Part 08•••

314 47 4
                                    

"Ram, lo gak kompak. Lo gak di panggil kepala sekolah, cuman gue sama dua es batu yang di panggil. Payah lo! Gak solid," ucap Mustakim. Ia mengambil satu kursi duduk bersampingan dengan Rama. Rama ini memang lebih cerdas dari ketiga teman'nya, ia yang paling rajin dan selalu menghindari namanya hukuman.

Niko bukan'nya bodoh, dia ini malas. Sebenarnya ia pintar, tapi ia tidak suka dengan orang-orang sekitar yang malah memperhatikannya, memotretnya diam-diam bahkan seringkali menjadikannya bahan haluan lewat status WA seolah dirinya milik mereka.

Selain itu Niko juga sering kali berhadapan dengan hantu-hantu aneh, tapi semenjak Amara hadir dalam hidupnya, hantu-hantu aneh itu tak lagi mengganggu Niko.

Tidak ada yang tahu kemampuan Niko, hanya Gio saja ayah'nya lalu setelah itu Amara.

"Ngapain gue kompak buat jadi bego? Maaf-maaf aja ya, gue kepengen lulus, sarjana, sukses dan jadi bos!" ucap Rama penuh tekad.

"Gaya lo jadi bos, tampang-tampang kaya lo pantesnya jadi tukang kebon noh barengan sama pak Ahmad HAHAHAHA" ledek Mustakim.

"HEH NURDIN-"

"Bangsat!
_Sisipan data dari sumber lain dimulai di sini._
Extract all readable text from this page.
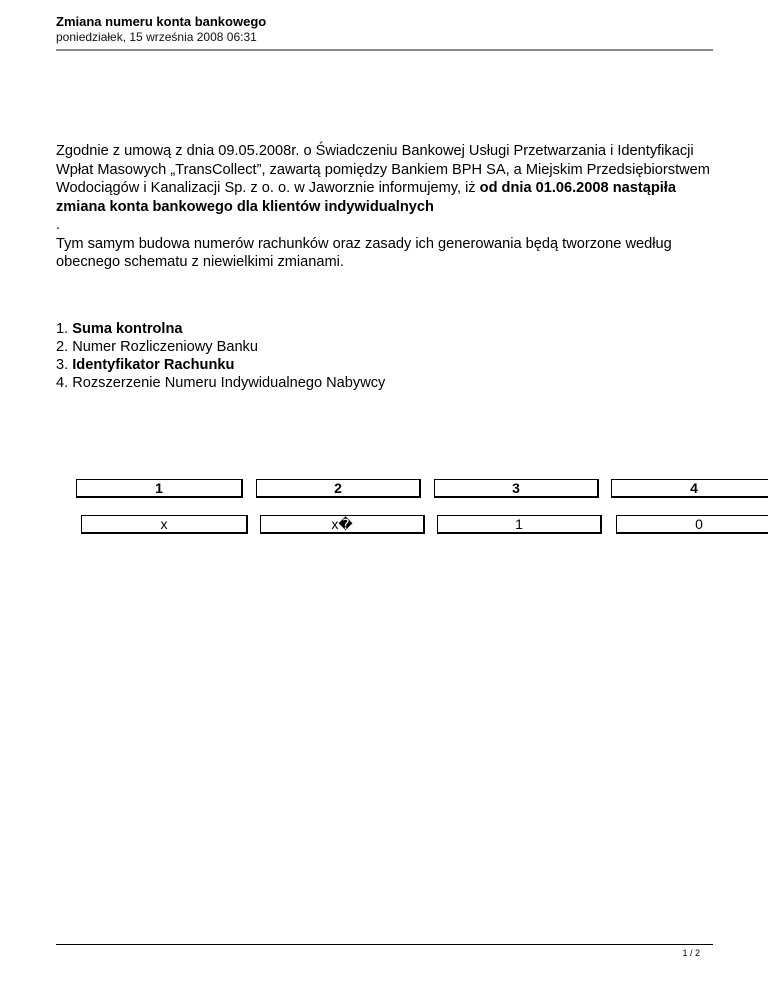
Zmiana numeru konta bankowego
poniedziałek, 15 września 2008 06:31

Zgodnie z umową z dnia 09.05.2008r. o Świadczeniu Bankowej Usługi Przetwarzania i Identyfikacji Wpłat Masowych „TransCollect”, zawartą pomiędzy Bankiem BPH SA, a Miejskim Przedsiębiorstwem Wodociągów i Kanalizacji Sp. z o. o. w Jaworznie informujemy, iż od dnia 01.06.2008 nastąpiła zmiana konta bankowego dla klientów indywidualnych

.

Tym samym budowa numerów rachunków oraz zasady ich generowania będą tworzone według obecnego schematu z niewielkimi zmianami.

1. Suma kontrolna
2. Numer Rozliczeniowy Banku
3. Identyfikator Rachunku
4. Rozszerzenie Numeru Indywidualnego Nabywcy
1	2	3	4
x	x�	1	0
1 / 2
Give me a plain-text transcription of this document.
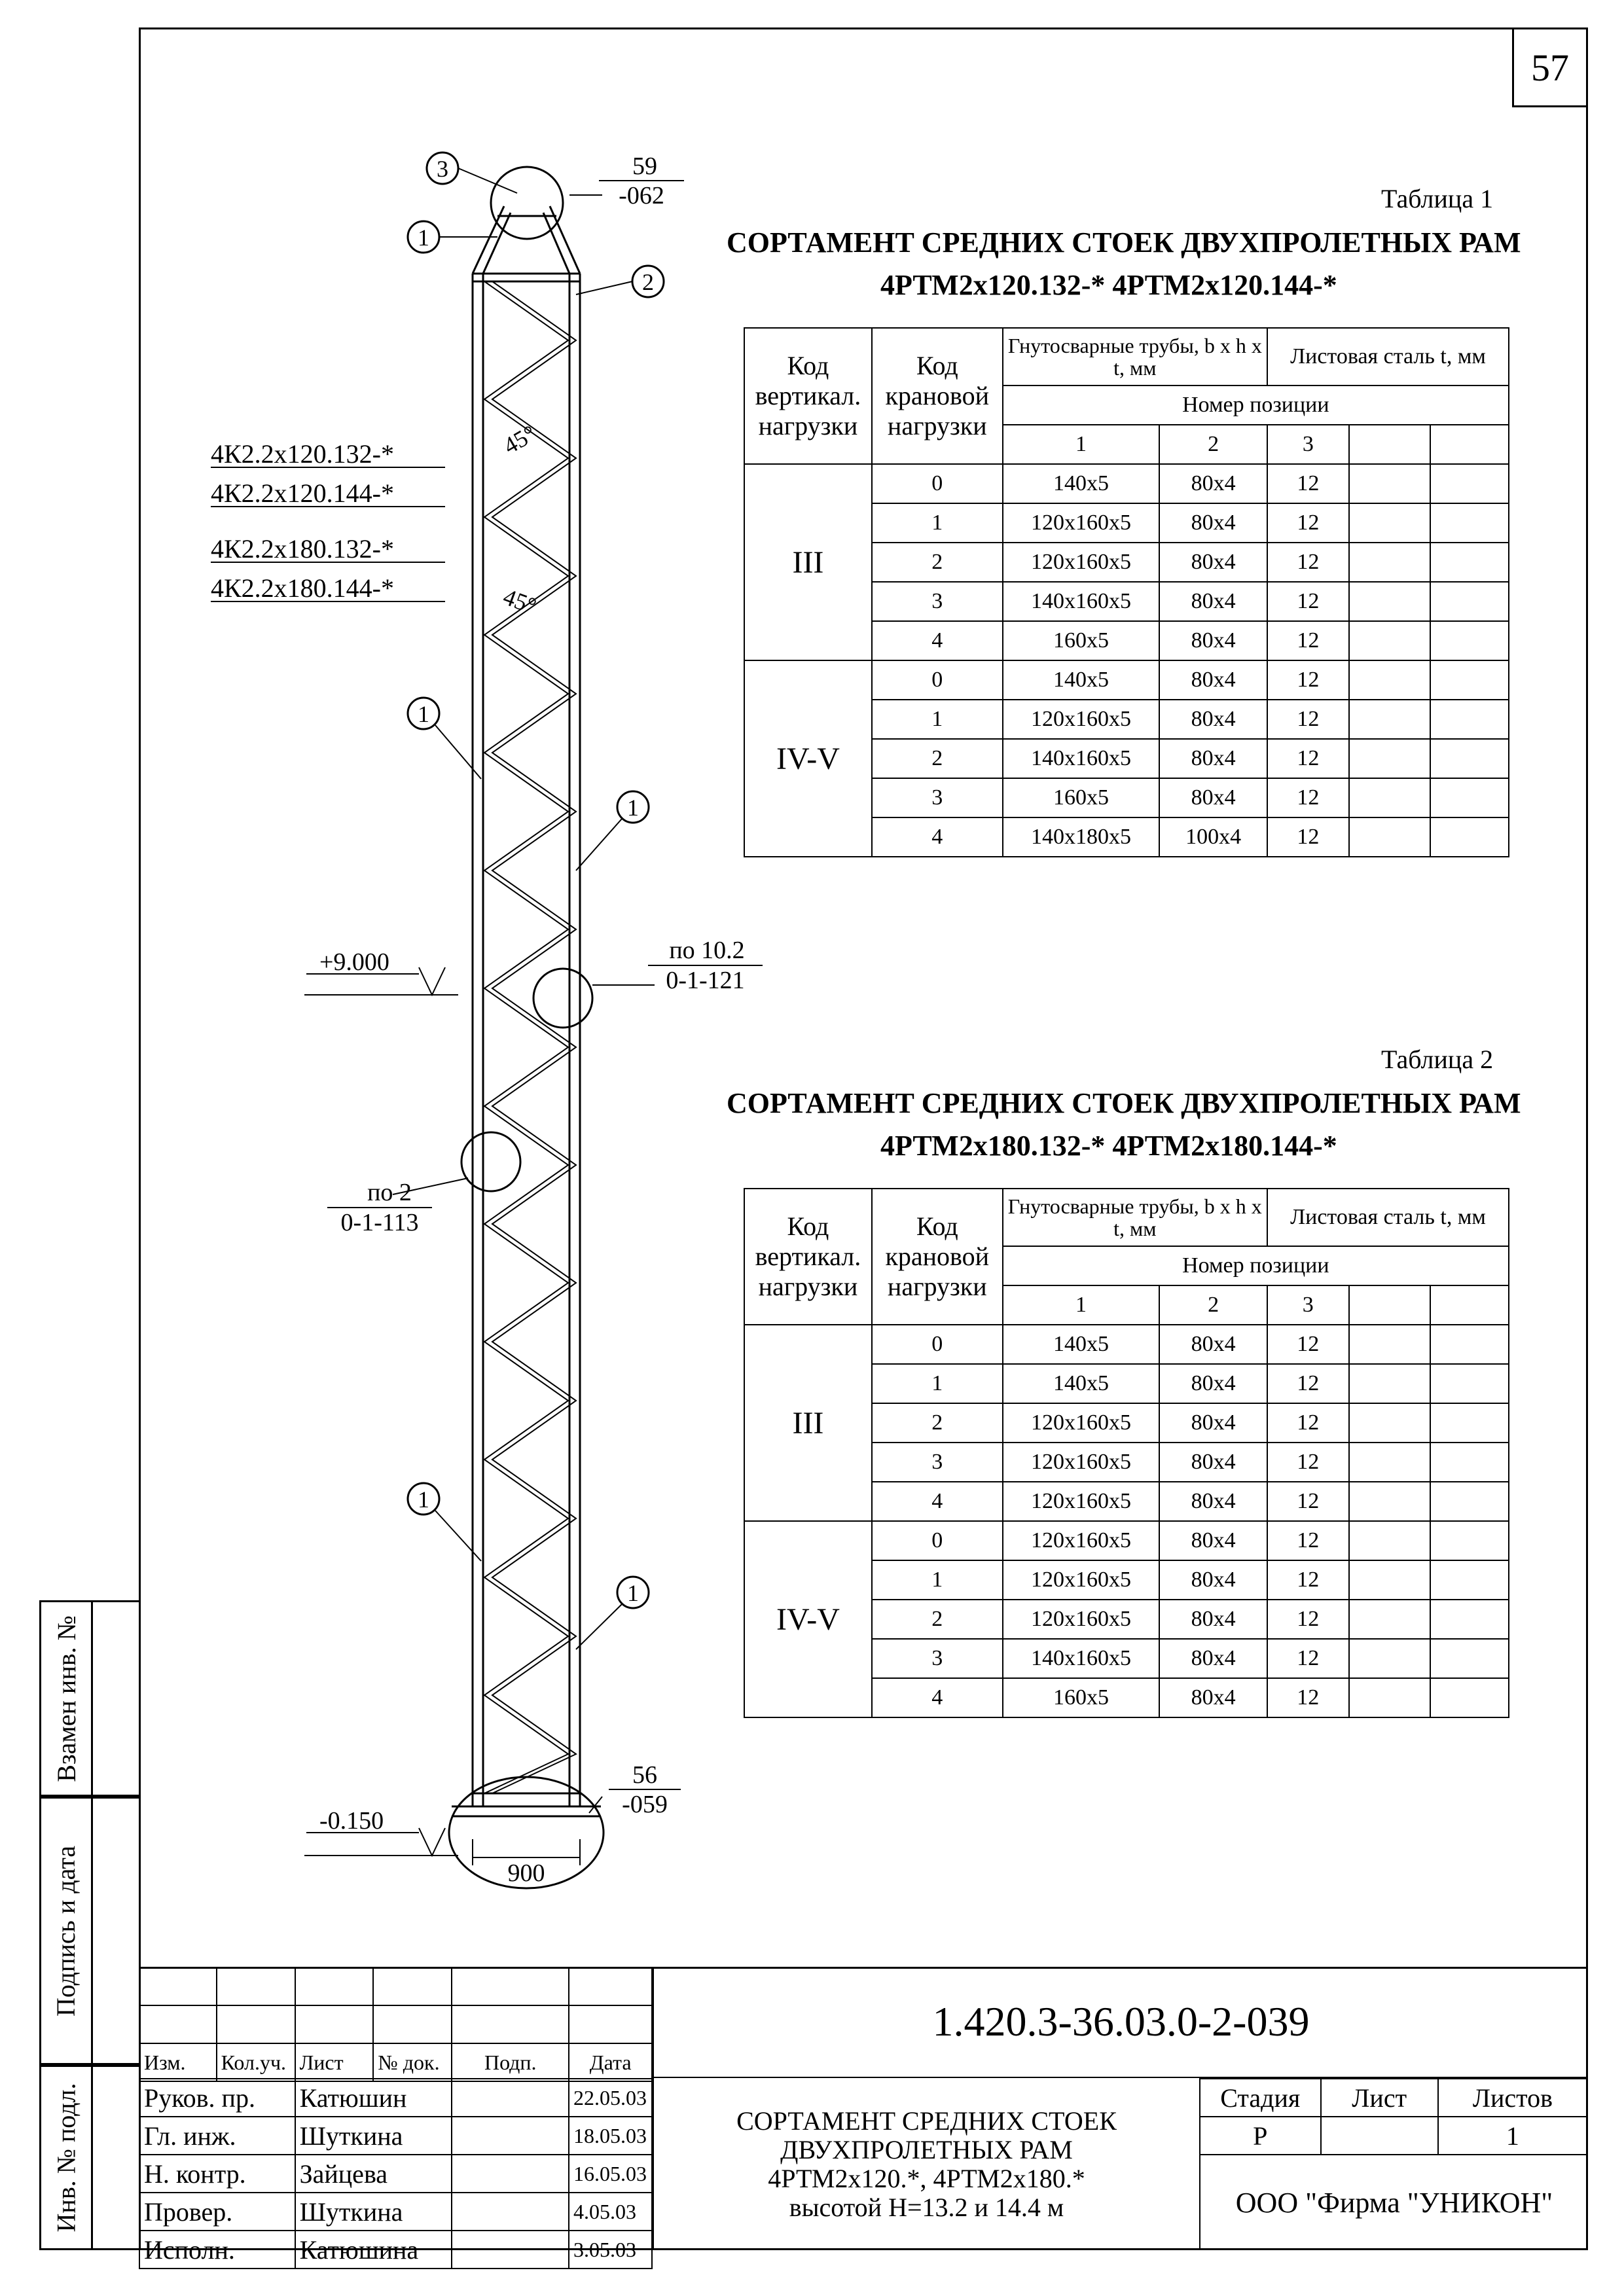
57
Взамен инв. №
Подпись и дата
Инв. № подл.
3
1
2
1
1
1
1
45°
45°
59
-062
4К2.2х120.132-*
4К2.2х120.144-*
4К2.2х180.132-*
4К2.2х180.144-*
+9.000
-0.150
по 10.2
0-1-121
по 2
0-1-113
56
-059
900
Таблица 1
СОРТАМЕНТ СРЕДНИХ СТОЕК ДВУХПРОЛЕТНЫХ РАМ
4РТМ2х120.132-* 4РТМ2х120.144-*
Код вертикал. нагрузки	Код крановой нагрузки	Гнутосварные трубы, b x h x t, мм		Листовая сталь t, мм		
		Номер позиции				
		1	2	3		
III	0	140х5	80х4	12		
	1	120х160х5	80х4	12		
	2	120х160х5	80х4	12		
	3	140х160х5	80х4	12		
	4	160х5	80х4	12		
IV-V	0	140х5	80х4	12		
	1	120х160х5	80х4	12		
	2	140х160х5	80х4	12		
	3	160х5	80х4	12		
	4	140х180х5	100х4	12		
Таблица 2
СОРТАМЕНТ СРЕДНИХ СТОЕК ДВУХПРОЛЕТНЫХ РАМ
4РТМ2х180.132-* 4РТМ2х180.144-*
Код вертикал. нагрузки	Код крановой нагрузки	Гнутосварные трубы, b x h x t, мм		Листовая сталь t, мм		
		Номер позиции				
		1	2	3		
III	0	140х5	80х4	12		
	1	140х5	80х4	12		
	2	120х160х5	80х4	12		
	3	120х160х5	80х4	12		
	4	120х160х5	80х4	12		
IV-V	0	120х160х5	80х4	12		
	1	120х160х5	80х4	12		
	2	120х160х5	80х4	12		
	3	140х160х5	80х4	12		
	4	160х5	80х4	12		

Изм.	Кол.уч.	Лист	№ док.	Подп.	Дата
Руков. пр.	Катюшин		22.05.03
Гл. инж.	Шуткина		18.05.03
Н. контр.	Зайцева		16.05.03
Провер.	Шуткина		4.05.03
Исполн.	Катюшина		3.05.03
1.420.3-36.03.0-2-039
СОРТАМЕНТ СРЕДНИХ СТОЕК
ДВУХПРОЛЕТНЫХ РАМ
4РТМ2х120.*, 4РТМ2х180.*
высотой Н=13.2 и 14.4 м
Стадия	Лист	Листов
Р		1
ООО "Фирма "УНИКОН"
Jangan bawa-bawa nama bapak gue, monyet."

"Oh bapak lo monyet?"

Prakk.. Mustakim melempar botol plastik bekas tepat di kepala Rama, "LO MONYET'NYA, SETAN!!"

"Oh ada monyet kesetanan?"

"Dahlah males ngobrol sama modelan j*mbut."

"Berisik, monyet!" ucap Tio yang terbangun karena kedua sejoli itu terus berdebat menganggu tidurnya.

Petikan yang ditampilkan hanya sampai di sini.